Driving Under the Influence of Marijuana

It's been just over a week since citizens of Washington and Colorado went to the polls to legalize recreational use of marijuana. The question of how to regulate drivers under the influence of the drug has become a major concern. Officials in Colorado and Washington are worried about an increase in car crashes related to marijuana.

Washington’s marijuana law sets a new blood-test limit for marijuana, which police have already begun training for enforcement of the new limit; although some lawyers are preparing to challenge it. However, in Colorado, the new marijuana law does not make any alterations to the state’s driving-under-the-influence laws, according to the Associated Press.

“We’ve had decades of studies and experience with alcohol,” Washington State Patrol spokesman Dan Coon told the AP. “Marijuana is new, so it’s going to take some time to figure out how the courts and prosecutors are going to handle it. But the key is impairment: We will arrest drivers who drive impaired, whether it be drugs or alcohol.”

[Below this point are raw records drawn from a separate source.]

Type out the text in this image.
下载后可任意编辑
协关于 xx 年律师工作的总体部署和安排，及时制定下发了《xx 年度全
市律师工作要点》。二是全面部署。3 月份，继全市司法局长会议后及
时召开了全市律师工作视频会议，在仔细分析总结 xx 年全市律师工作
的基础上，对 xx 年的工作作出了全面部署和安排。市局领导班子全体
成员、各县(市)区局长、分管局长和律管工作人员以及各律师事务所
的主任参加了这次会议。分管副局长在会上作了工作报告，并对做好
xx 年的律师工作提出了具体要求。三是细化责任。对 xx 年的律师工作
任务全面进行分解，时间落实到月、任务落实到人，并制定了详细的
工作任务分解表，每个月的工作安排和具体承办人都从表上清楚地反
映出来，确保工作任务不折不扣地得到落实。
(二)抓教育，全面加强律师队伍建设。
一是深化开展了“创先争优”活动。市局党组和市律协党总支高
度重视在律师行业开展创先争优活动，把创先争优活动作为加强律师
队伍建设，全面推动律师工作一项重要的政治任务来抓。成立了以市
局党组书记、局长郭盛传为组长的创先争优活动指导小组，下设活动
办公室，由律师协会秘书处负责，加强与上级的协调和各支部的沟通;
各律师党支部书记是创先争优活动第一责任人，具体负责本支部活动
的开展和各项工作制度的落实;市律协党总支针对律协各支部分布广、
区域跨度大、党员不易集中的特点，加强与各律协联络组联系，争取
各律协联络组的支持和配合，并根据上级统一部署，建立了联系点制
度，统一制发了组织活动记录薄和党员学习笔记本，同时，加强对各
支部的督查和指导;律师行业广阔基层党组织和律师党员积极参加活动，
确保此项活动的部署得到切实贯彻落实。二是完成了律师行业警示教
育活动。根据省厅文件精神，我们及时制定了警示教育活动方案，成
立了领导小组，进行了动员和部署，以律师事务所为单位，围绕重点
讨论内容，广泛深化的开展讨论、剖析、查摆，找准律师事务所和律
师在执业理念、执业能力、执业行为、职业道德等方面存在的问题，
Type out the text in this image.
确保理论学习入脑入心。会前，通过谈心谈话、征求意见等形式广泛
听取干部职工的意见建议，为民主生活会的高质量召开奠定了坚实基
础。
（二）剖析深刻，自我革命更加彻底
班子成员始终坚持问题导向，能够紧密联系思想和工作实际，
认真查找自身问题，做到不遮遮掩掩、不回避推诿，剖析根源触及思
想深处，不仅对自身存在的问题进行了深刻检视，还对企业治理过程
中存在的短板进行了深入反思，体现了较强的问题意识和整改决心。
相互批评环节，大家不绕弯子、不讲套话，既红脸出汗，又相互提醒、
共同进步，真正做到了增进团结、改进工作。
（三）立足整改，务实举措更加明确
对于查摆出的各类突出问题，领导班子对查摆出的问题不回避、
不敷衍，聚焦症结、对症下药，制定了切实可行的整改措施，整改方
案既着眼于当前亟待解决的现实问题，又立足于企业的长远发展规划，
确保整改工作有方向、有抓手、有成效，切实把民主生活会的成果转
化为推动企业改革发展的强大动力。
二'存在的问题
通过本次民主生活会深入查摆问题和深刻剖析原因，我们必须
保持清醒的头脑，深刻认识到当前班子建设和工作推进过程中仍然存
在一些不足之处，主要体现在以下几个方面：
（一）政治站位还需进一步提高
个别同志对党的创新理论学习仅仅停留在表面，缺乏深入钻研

Driving under the influence of marijuana is associated with an increased risk of a motor vehicle crash, especially for fatal collisions, according to an analysis of studies published earlier this year. Driving under the influence of marijuana was associated with almost twice the risk of a motor vehicle crash compared with unimpaired driving. The studies in the analysis included nearly 50,000 people.

Betty Aldworth, Outreach Director for Colorado’s Campaign to Regulate Marijuana Like Alcohol, which advocated for the state’s new law, said there is disagreement about how much THC, causes impairment while driving. Marijuana affects people in different ways which makes setting a legal limit more difficult than alcohol.